Run before refreshing dev / staging from production. Anyone with access to the masked target gets the same schema and statistical distribution as production, but every PII column is replaced — DPO / ANPD / external dev teams can use the data without an LGPD breach.

How to open

  1. In the NoSqlStudio desktop app, open the Tools menu → Migrate and Diff → Data Mask, or press Ctrl+Alt+K.
  2. A workspace tab opens with the source / target picker on top, the field policy editor in the center, and the dry-run preview on the right.
  3. Pick source and target connections, then pick the database and collections to mask.

Building a mask plan

  1. Scanner — click "Scan source" to run the PII detector on a sample. The output is a per-field classification: not_sensitive / personal_low / personal_medium / personal_high / checksum_match.
  2. Policy — for every flagged field, the engine proposes a transform (hash / shuffle / format-preserving / nullify / leave). You can override per field.
  3. Audit handshake — for tiers that require it, the engine triggers a license-server-signed handshake (Ed25519). The signed token is embedded in every audit line so an external auditor can verify the run cryptographically.
  4. Dry-run — click "Preview" to mask 100 sample documents in-memory and render before/after side by side. Nothing has been written to the target yet.
  5. k-anonymity — set a minimum k. The engine refuses to apply the mask if any combination of quasi-identifiers (zipcode + age + gender) produces a group smaller than k.
  6. Justification — for sensitive fields, the engine requires a free-text justification stored in the audit log.
  7. Apply — click "Start mask". The engine writes the masked documents to the target with progress bar, throughput, and resume-on-failure built in. The audit log records the policy fingerprint, target namespaces, and outcome.

KMS-derived seeds

For deterministic masking, every field uses a per-field seed derived from a root secret via HKDF. The root secret can live in HashiCorp Vault, AWS KMS, Azure Key Vault, or GCP KMS — configured once at the workstation. Without a KMS, the engine falls back to a local HKDF seed (still deterministic, but rotation requires manual key replacement).

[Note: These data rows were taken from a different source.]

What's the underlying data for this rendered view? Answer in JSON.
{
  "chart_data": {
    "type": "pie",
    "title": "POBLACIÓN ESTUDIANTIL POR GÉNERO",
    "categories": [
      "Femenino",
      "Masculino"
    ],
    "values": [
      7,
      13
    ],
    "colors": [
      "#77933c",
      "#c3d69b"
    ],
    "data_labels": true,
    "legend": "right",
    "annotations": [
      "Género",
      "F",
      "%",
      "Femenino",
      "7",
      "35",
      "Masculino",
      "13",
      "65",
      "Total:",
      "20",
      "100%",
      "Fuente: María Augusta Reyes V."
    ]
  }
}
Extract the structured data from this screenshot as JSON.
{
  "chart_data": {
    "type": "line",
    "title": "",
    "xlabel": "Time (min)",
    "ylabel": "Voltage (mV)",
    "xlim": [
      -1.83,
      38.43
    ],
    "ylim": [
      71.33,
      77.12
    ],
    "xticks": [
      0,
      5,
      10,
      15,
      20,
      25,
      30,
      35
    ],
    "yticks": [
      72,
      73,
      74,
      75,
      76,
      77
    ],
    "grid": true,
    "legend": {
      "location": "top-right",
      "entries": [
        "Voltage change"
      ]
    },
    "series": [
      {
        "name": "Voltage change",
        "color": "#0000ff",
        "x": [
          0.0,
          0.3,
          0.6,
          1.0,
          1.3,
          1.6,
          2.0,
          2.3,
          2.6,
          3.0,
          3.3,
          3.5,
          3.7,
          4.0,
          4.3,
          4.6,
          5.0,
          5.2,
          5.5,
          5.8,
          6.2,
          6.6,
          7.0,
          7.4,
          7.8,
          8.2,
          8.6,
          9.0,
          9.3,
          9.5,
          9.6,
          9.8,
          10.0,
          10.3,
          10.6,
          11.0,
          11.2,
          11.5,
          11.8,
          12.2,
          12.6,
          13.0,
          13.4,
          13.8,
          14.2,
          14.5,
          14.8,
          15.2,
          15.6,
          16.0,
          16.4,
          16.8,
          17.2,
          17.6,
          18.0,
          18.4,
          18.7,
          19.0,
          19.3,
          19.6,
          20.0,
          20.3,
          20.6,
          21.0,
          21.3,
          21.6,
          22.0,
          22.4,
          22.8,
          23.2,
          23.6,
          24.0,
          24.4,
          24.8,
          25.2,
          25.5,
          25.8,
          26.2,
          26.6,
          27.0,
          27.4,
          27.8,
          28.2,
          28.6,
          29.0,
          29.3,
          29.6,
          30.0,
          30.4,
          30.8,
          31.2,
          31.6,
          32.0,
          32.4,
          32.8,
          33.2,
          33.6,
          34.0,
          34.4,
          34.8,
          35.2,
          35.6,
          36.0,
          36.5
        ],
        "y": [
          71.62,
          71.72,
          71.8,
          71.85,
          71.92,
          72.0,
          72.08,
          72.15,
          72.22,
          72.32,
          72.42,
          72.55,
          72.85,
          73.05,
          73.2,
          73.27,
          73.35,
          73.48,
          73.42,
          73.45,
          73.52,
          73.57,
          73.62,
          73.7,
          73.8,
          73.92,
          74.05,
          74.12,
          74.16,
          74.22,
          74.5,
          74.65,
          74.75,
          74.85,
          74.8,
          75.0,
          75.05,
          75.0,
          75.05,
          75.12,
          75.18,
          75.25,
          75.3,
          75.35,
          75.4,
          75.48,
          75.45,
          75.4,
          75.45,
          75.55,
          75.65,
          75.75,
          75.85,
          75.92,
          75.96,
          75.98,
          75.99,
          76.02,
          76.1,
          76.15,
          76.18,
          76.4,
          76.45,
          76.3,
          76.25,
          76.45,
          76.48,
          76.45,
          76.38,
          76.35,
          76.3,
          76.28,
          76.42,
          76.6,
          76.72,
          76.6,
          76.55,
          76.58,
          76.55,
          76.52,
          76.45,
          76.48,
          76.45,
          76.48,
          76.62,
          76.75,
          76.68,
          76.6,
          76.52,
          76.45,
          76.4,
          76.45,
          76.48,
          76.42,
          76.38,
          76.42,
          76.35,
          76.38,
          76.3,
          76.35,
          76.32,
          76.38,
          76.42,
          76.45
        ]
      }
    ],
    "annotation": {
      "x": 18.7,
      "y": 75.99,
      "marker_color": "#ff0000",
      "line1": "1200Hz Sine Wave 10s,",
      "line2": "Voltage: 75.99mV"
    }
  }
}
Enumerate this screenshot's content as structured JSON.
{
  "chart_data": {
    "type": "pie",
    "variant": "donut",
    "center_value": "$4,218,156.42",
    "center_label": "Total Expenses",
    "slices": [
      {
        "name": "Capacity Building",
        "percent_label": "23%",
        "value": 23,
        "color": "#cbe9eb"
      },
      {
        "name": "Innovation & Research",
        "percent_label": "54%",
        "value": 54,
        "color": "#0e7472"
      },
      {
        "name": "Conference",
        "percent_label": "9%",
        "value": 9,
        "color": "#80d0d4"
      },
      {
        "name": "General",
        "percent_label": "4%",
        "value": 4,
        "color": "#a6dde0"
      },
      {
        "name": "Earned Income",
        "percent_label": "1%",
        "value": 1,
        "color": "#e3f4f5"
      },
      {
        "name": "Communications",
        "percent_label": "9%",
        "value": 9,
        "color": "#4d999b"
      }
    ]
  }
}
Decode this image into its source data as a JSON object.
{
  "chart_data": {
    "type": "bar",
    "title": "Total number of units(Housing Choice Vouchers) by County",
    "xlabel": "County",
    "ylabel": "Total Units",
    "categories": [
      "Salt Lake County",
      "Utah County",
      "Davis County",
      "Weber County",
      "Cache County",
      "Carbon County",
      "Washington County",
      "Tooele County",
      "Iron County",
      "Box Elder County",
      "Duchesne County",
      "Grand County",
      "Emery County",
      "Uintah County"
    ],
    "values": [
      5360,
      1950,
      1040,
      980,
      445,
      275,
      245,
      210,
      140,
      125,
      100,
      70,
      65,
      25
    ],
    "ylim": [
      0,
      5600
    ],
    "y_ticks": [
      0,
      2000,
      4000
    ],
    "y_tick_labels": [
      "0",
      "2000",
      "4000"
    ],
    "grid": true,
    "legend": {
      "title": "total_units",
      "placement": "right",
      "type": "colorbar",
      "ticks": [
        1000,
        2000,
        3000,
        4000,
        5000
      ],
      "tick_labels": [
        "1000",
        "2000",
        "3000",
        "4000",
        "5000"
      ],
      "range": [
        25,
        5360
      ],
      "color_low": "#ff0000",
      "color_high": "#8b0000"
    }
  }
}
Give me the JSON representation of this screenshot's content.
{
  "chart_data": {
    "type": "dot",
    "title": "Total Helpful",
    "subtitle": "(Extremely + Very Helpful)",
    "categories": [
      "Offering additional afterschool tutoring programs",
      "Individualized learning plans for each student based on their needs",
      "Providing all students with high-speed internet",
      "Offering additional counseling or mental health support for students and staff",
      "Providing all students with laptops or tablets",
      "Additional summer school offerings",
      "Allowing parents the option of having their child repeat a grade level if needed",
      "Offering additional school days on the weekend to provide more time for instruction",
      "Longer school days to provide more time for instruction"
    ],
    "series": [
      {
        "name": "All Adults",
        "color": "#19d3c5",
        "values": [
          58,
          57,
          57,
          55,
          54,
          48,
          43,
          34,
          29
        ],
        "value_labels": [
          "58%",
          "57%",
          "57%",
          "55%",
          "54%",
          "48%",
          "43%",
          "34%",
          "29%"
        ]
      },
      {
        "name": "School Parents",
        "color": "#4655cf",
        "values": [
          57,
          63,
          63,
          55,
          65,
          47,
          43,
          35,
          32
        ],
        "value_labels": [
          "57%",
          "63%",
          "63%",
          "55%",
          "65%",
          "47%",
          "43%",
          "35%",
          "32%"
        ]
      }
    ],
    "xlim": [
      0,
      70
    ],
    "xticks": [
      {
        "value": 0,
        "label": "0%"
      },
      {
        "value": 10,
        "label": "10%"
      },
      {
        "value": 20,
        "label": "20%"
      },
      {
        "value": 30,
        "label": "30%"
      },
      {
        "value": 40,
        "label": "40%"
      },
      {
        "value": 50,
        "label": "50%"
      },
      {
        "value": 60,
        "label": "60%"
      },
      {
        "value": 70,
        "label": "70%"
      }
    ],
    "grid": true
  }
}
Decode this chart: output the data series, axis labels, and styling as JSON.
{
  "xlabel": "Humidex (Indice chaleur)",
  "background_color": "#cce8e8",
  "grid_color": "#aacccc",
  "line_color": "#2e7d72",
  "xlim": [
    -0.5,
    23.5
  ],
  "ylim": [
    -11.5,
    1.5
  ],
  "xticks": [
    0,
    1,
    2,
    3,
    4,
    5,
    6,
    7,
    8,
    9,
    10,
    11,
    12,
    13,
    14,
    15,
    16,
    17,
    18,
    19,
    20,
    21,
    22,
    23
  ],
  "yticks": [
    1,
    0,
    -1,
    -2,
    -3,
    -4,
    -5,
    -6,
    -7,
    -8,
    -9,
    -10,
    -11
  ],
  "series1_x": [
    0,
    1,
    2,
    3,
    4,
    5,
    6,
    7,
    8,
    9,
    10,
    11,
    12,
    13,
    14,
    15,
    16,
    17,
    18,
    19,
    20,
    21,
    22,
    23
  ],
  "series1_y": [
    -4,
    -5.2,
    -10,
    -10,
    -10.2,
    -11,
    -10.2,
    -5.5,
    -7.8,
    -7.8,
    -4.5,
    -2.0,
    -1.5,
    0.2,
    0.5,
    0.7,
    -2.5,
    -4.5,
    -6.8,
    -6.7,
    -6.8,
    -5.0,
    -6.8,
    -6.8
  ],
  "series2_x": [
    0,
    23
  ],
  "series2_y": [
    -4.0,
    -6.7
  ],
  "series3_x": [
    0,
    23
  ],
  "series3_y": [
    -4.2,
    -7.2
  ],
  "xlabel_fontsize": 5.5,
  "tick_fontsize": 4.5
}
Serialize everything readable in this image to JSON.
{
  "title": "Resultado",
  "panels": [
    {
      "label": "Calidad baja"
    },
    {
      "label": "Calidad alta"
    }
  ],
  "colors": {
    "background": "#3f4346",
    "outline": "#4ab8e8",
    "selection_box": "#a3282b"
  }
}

Right-to-be-Forgotten executor

A separate sub-workflow for LGPD Art. 18 erasure requests. See the RTBF Wizard doc for the full flow — the DataMask engine is the substrate that actually erases.

Limitations (v1)

  • KMS providers are optional. Without one, the local HKDF seed lives in userData and rotation is manual. Tier-gated.
  • Schema-drift detection only catches changes since the last snapshot. If the source schema changed between scan and apply, the engine warns; it does not auto-evolve the policy.
  • k-anonymity check is sample-based (default 10k docs). For ironclad guarantees set k high and review the per-bucket report.